The WA Department of Biodiversity and Conservation’s turtle watcher code of conduct says there are strict rules that protect turtles while they mate.
“Sea turtles are susceptible to disturbance during the mating season,” said Peter Barnes, DBCA Marine Program Coordinator, Exmouth.
“Anyone who encounters this natural phenomenon while in the water should stand back and observe from a practical distance so as not to disturb the animals.”
He added that there are signs at various stops along the Jurabi coast in the area where the photo was taken.
Wildlife biologist Ellie Sursara (pictured) said disrupting turtle nesting and breeding sites, even just for a photo, could discourage turtles from mating and laying eggs.
Ms Sursara added that the photo exceeds the bounds of Western Australia’s code of conduct for turtle tourists and Tourism Australia’s commitment to responsible travel (a turtle on Ningaloo Reef is pictured)

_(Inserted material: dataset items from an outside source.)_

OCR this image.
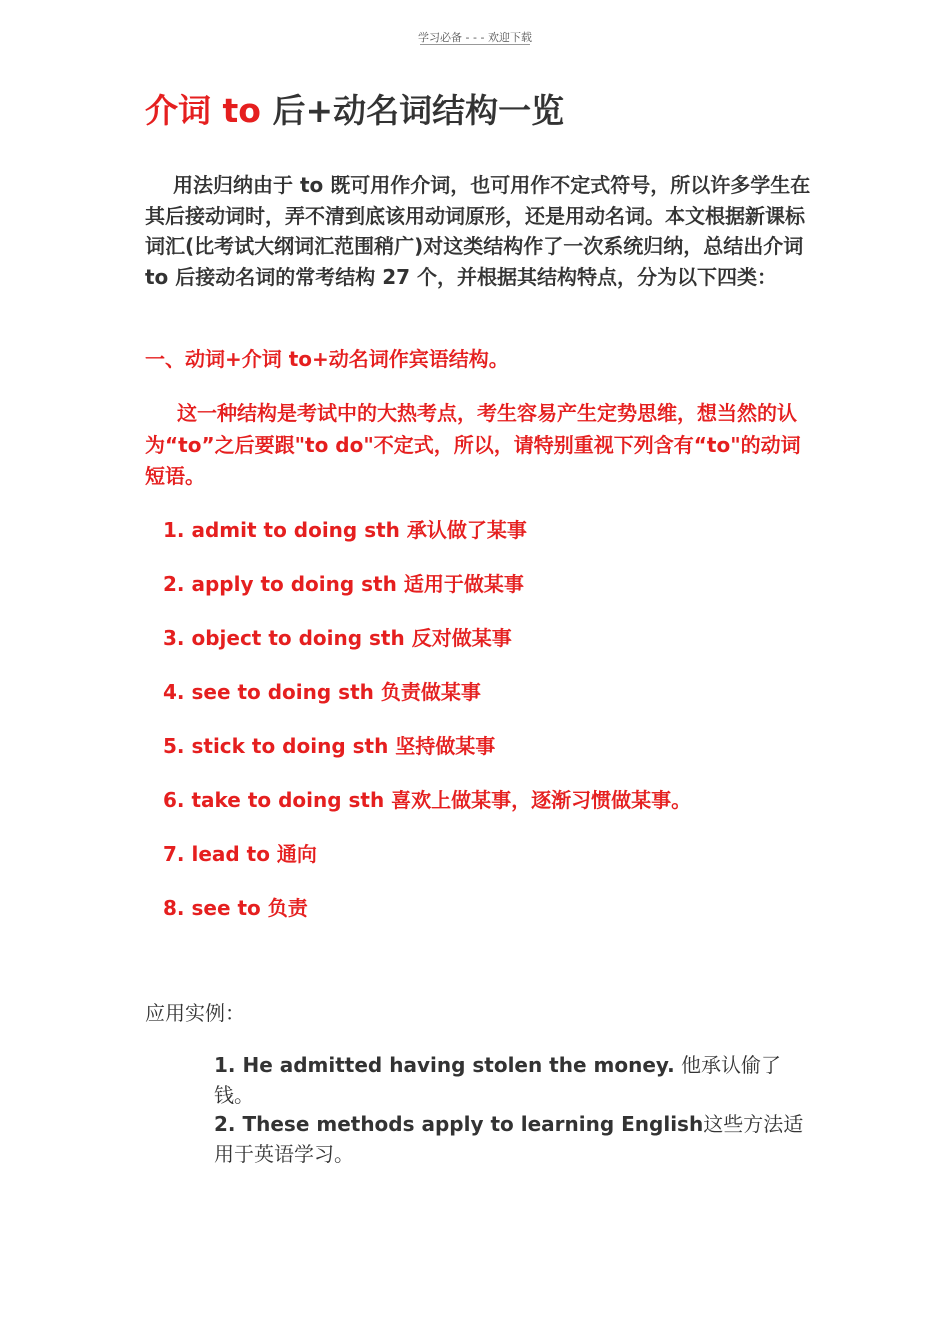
学习必备 - - - 欢迎下载
介词 to 后+动名词结构一览
用法归纳由于 to 既可用作介词，也可用作不定式符号，所以许多学生在其后接动词时，弄不清到底该用动词原形，还是用动名词。本文根据新课标词汇(比考试大纲词汇范围稍广)对这类结构作了一次系统归纳，总结出介词 to 后接动名词的常考结构 27 个，并根据其结构特点，分为以下四类：
一、动词+介词 to+动名词作宾语结构。
这一种结构是考试中的大热考点，考生容易产生定势思维，想当然的认为“to”之后要跟"to do"不定式，所以，请特别重视下列含有“to"的动词短语。
1. admit to doing sth 承认做了某事
2. apply to doing sth 适用于做某事
3. object to doing sth 反对做某事
4. see to doing sth 负责做某事
5. stick to doing sth 坚持做某事
6. take to doing sth 喜欢上做某事，逐渐习惯做某事。
7. lead to 通向
8. see to 负责
应用实例：

1. He admitted having stolen the money. 他承认偷了钱。

2. These methods apply to learning English这些方法适用于英语学习。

Wildlife biologist Ellie Sursara said disrupting turtle nesting and breeding sites, even just to take a photo, could discourage turtles from mating and laying eggs.
The enthusiastic photographer said it was important to keep a safe distance from where wild animals are.
“Knowing the rules is what helps me safely, responsibly and legally interact with wildlife,” he said.
He added that the photo exceeds the bounds of Western Australia’s code of conduct for turtle tourists and Tourism Australia’s commitment to responsible travel.
Daily Mail Australia is not suggesting that Frame Chasers has acted illegally or irresponsibly.
Frame Chasers and Tourism Australia were contacted by Daily Mail Australia for comment.
Western Australia Turtle Watchers Code of Conduct
There are three important stages in the reproductive process of sea turtles: mating, nesting, and hatching.
Guided turtle tours are recommended for those wishing to see nesting sea turtles.
Keep the distance recommended in the code of conduct.
Dogs should be kept away from turtle nesting beaches.
Do not touch or disturb turtles that are resting, sleeping, or mating.
Making unnecessary contact with turtles is a crime.
Litter can harm all marine life, including turtles.
The regulations prohibit vessels from discharging waste, including trash or sewage, within a marine park.
Source: Department of Conservation of Biodiversity and Attractions.
WHAT A FACE? FUN FACTS ABOUT SEA TURTLES:
- Six of the seven species of sea turtles inhabit Australian waters.
- They are part of a group of reptiles that have been around for over 100 million years.
- The largest and heaviest tortoise ever recorded weighed 914 kg and was nearly 9 feet long.
- Turtles have great cultural significance to many indigenous cultures.
- They maintain the health of seagrass beds and coral reefs – commercially benefiting valuable species such as shrimp, lobster and tuna.
- The turtles use the Earth’s magnetic field like a global GPS, calculating their latitude and longitude to head in the right direction.